Sullivan gave his forecast at this year's World of Concrete, held Feb. 2-5 at the Las Vegas Convention Center. While the overall forecast was positive, Sullivan cautioned that there were some signs that may cause PCA to revise its forecast when its updated in March.

A drop in oil prices and a economic slowdown in China are possible headwinds for the construction sector, he commented. The effects of low oil prices have not been fully seen in the cement industry. Lower fuel costs frees up funds that might otherwise be spent on materials, but the decline in oil production will have short-term negative impacts on cement demand. A drop in oil has not yet translated into a drop in asphalt costs, Sullivan said, adding that he expects concrete paving to remain competitive for the near future.

But a rise in construction may not directly correlate to a rise in the cement market. “Real construction activity grew 6.1%, but cement consumption is only up 3.8%,” said Sullivan. “The only reason for this is that the cement intensity per dollar of construction has declined." According to Sullivan, a decline in cement intensity can be an indicator of retrenchment, or negative growth. "It's concerning. It's usually kind of an advanced indicator.

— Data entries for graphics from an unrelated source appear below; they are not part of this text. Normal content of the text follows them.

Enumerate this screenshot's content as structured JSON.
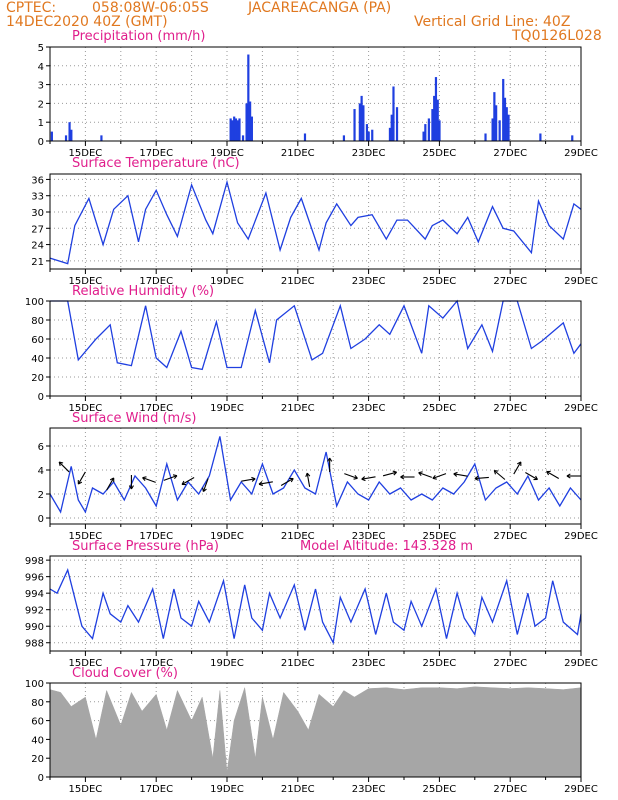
{
  "header": {
    "source": "CPTEC:",
    "coords": "058:08W-06:05S",
    "station": "JACAREACANGA (PA)",
    "init_time": "14DEC2020 40Z (GMT)",
    "grid_note": "Vertical Grid Line: 40Z",
    "code": "TQ0126L028"
  },
  "colors": {
    "header": "#e07820",
    "titles": "#e01e8c",
    "series": "#1f3fe0",
    "cloud": "#a6a6a6"
  },
  "x_tick_labels": [
    "15DEC",
    "17DEC",
    "19DEC",
    "21DEC",
    "23DEC",
    "25DEC",
    "27DEC",
    "29DEC"
  ],
  "chart_data": [
    {
      "type": "bar",
      "title": "Precipitation (mm/h)",
      "y_ticks": [
        0,
        1,
        2,
        3,
        4,
        5
      ],
      "ylim": [
        0,
        5
      ],
      "x_range_days": [
        14.0,
        29.0
      ],
      "x": [
        14.05,
        14.45,
        14.55,
        14.6,
        15.45,
        19.1,
        19.15,
        19.2,
        19.25,
        19.3,
        19.35,
        19.45,
        19.55,
        19.6,
        19.65,
        19.7,
        21.2,
        22.3,
        22.6,
        22.75,
        22.8,
        22.85,
        22.95,
        23.0,
        23.1,
        23.6,
        23.65,
        23.7,
        23.8,
        24.55,
        24.6,
        24.7,
        24.8,
        24.85,
        24.9,
        24.95,
        25.0,
        26.3,
        26.5,
        26.55,
        26.6,
        26.7,
        26.8,
        26.85,
        26.9,
        26.95,
        27.85,
        28.75
      ],
      "values": [
        0.5,
        0.3,
        1.0,
        0.6,
        0.3,
        1.2,
        1.1,
        1.3,
        1.2,
        1.1,
        1.2,
        0.3,
        2.0,
        4.6,
        2.1,
        1.3,
        0.4,
        0.3,
        1.7,
        2.0,
        2.4,
        1.9,
        0.9,
        0.5,
        0.6,
        0.7,
        1.4,
        2.9,
        1.8,
        0.5,
        0.9,
        1.2,
        1.7,
        2.4,
        3.4,
        2.2,
        1.1,
        0.4,
        1.2,
        2.6,
        1.9,
        1.1,
        3.3,
        2.3,
        1.8,
        1.4,
        0.4,
        0.3
      ]
    },
    {
      "type": "line",
      "title": "Surface Temperature (nC)",
      "y_ticks": [
        21,
        24,
        27,
        30,
        33,
        36
      ],
      "ylim": [
        19.5,
        37
      ],
      "x": [
        14.0,
        14.5,
        14.7,
        15.1,
        15.5,
        15.8,
        16.2,
        16.5,
        16.7,
        17.0,
        17.3,
        17.6,
        18.0,
        18.4,
        18.6,
        19.0,
        19.3,
        19.6,
        20.1,
        20.5,
        20.8,
        21.1,
        21.6,
        21.8,
        22.1,
        22.5,
        22.7,
        23.1,
        23.5,
        23.8,
        24.1,
        24.6,
        24.8,
        25.1,
        25.5,
        25.8,
        26.1,
        26.5,
        26.8,
        27.1,
        27.6,
        27.8,
        28.1,
        28.5,
        28.8,
        29.0
      ],
      "values": [
        21.5,
        20.5,
        27.5,
        32.5,
        24.0,
        30.5,
        33.0,
        24.5,
        30.5,
        34.0,
        29.5,
        25.5,
        35.0,
        28.5,
        26.0,
        35.5,
        28.0,
        25.0,
        33.5,
        23.0,
        29.0,
        32.5,
        23.0,
        28.0,
        31.5,
        27.5,
        29.0,
        29.5,
        25.0,
        28.5,
        28.5,
        25.0,
        27.5,
        28.5,
        26.0,
        29.0,
        24.5,
        31.0,
        27.0,
        26.5,
        22.5,
        32.0,
        27.5,
        25.0,
        31.5,
        30.5
      ]
    },
    {
      "type": "line",
      "title": "Relative Humidity (%)",
      "y_ticks": [
        0,
        20,
        40,
        60,
        80,
        100
      ],
      "ylim": [
        0,
        100
      ],
      "x": [
        14.0,
        14.5,
        14.8,
        15.3,
        15.7,
        15.9,
        16.3,
        16.7,
        17.0,
        17.3,
        17.7,
        18.0,
        18.3,
        18.7,
        19.0,
        19.4,
        19.8,
        20.2,
        20.4,
        20.9,
        21.4,
        21.7,
        22.2,
        22.5,
        22.9,
        23.3,
        23.6,
        24.0,
        24.5,
        24.7,
        25.1,
        25.5,
        25.8,
        26.2,
        26.5,
        26.8,
        27.2,
        27.6,
        27.9,
        28.5,
        28.8,
        29.0
      ],
      "values": [
        100,
        100,
        38,
        60,
        75,
        35,
        32,
        95,
        40,
        30,
        68,
        30,
        28,
        78,
        30,
        30,
        90,
        35,
        80,
        95,
        38,
        45,
        95,
        50,
        60,
        75,
        65,
        95,
        45,
        95,
        82,
        100,
        50,
        75,
        47,
        100,
        100,
        50,
        58,
        77,
        45,
        55
      ]
    },
    {
      "type": "line",
      "title": "Surface Wind (m/s)",
      "y_ticks": [
        0,
        2,
        4,
        6
      ],
      "ylim": [
        -0.5,
        7.5
      ],
      "x": [
        14.0,
        14.3,
        14.6,
        14.8,
        15.0,
        15.2,
        15.5,
        15.8,
        16.1,
        16.4,
        16.7,
        17.0,
        17.3,
        17.6,
        17.9,
        18.2,
        18.5,
        18.8,
        19.1,
        19.4,
        19.7,
        20.0,
        20.3,
        20.6,
        20.9,
        21.2,
        21.5,
        21.8,
        22.1,
        22.4,
        22.7,
        23.0,
        23.3,
        23.6,
        23.9,
        24.2,
        24.5,
        24.8,
        25.1,
        25.4,
        25.7,
        26.0,
        26.3,
        26.6,
        26.9,
        27.2,
        27.5,
        27.8,
        28.1,
        28.4,
        28.7,
        29.0
      ],
      "values": [
        2.0,
        0.5,
        4.3,
        1.5,
        0.5,
        2.5,
        2.0,
        3.0,
        1.5,
        3.5,
        2.5,
        1.0,
        4.5,
        1.5,
        3.0,
        2.0,
        3.5,
        6.8,
        1.5,
        3.0,
        2.0,
        4.5,
        2.0,
        2.5,
        4.0,
        2.5,
        2.0,
        5.5,
        1.0,
        3.0,
        2.0,
        1.5,
        3.0,
        2.0,
        2.5,
        1.5,
        2.0,
        1.5,
        2.5,
        2.0,
        3.0,
        4.5,
        1.5,
        2.5,
        3.0,
        2.0,
        3.5,
        1.5,
        2.5,
        1.0,
        2.5,
        1.5
      ]
    },
    {
      "type": "line",
      "title": "Surface Pressure (hPa)",
      "annotation": "Model Altitude: 143.328 m",
      "y_ticks": [
        988,
        990,
        992,
        994,
        996,
        998
      ],
      "ylim": [
        987,
        998.5
      ],
      "x": [
        14.0,
        14.2,
        14.5,
        14.9,
        15.2,
        15.5,
        15.7,
        16.0,
        16.2,
        16.5,
        16.9,
        17.2,
        17.5,
        17.7,
        18.0,
        18.2,
        18.5,
        18.9,
        19.2,
        19.5,
        19.7,
        20.0,
        20.2,
        20.5,
        20.9,
        21.2,
        21.5,
        21.7,
        22.0,
        22.2,
        22.5,
        22.9,
        23.2,
        23.5,
        23.7,
        24.0,
        24.2,
        24.5,
        24.9,
        25.2,
        25.5,
        25.7,
        26.0,
        26.2,
        26.5,
        26.9,
        27.2,
        27.5,
        27.7,
        28.0,
        28.2,
        28.5,
        28.9,
        29.0
      ],
      "values": [
        994.5,
        994.0,
        996.8,
        990.0,
        988.5,
        994.0,
        991.5,
        990.5,
        992.5,
        990.5,
        994.5,
        988.5,
        994.5,
        991.0,
        990.0,
        993.0,
        990.5,
        995.5,
        988.5,
        995.0,
        991.0,
        989.5,
        994.0,
        991.0,
        995.0,
        989.5,
        994.5,
        990.5,
        988.0,
        993.5,
        990.5,
        994.5,
        989.0,
        994.0,
        990.5,
        989.5,
        993.0,
        990.0,
        994.5,
        988.5,
        994.0,
        991.0,
        989.0,
        993.5,
        990.5,
        995.5,
        989.0,
        994.0,
        990.0,
        991.0,
        995.5,
        990.5,
        989.0,
        991.5
      ]
    },
    {
      "type": "area",
      "title": "Cloud Cover (%)",
      "y_ticks": [
        0,
        20,
        40,
        60,
        80,
        100
      ],
      "ylim": [
        0,
        100
      ],
      "x": [
        14.0,
        14.3,
        14.6,
        15.0,
        15.3,
        15.6,
        16.0,
        16.3,
        16.6,
        17.0,
        17.3,
        17.6,
        18.0,
        18.3,
        18.6,
        18.8,
        19.0,
        19.2,
        19.5,
        19.8,
        20.0,
        20.3,
        20.6,
        21.0,
        21.3,
        21.6,
        22.0,
        22.3,
        22.6,
        23.0,
        23.5,
        24.0,
        24.5,
        25.0,
        25.5,
        26.0,
        26.5,
        27.0,
        27.5,
        28.0,
        28.5,
        29.0
      ],
      "values": [
        93,
        90,
        75,
        85,
        40,
        92,
        55,
        90,
        70,
        88,
        50,
        92,
        60,
        85,
        20,
        92,
        5,
        60,
        95,
        20,
        85,
        40,
        90,
        70,
        50,
        88,
        75,
        92,
        85,
        94,
        95,
        93,
        95,
        95,
        94,
        96,
        95,
        94,
        95,
        94,
        93,
        95
      ]
    }
  ]
}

It doesn't always work that way, and we don't think it will work that way in 2016. But is does have a track record of that," he explained.

Sullivan also noted a possible negative indicator from some recent reports from Dodge Data & Analytics. “There has been a dramatic decline in the Dodge contracting awards for the last six months,” noted Sullivan. “If there is something happening in the market to suggest a retrenchment, we should be concerned if non-residential construction has slipped.”

“But are the fundamentals otherwise sound? I’d say yes,” he concluded.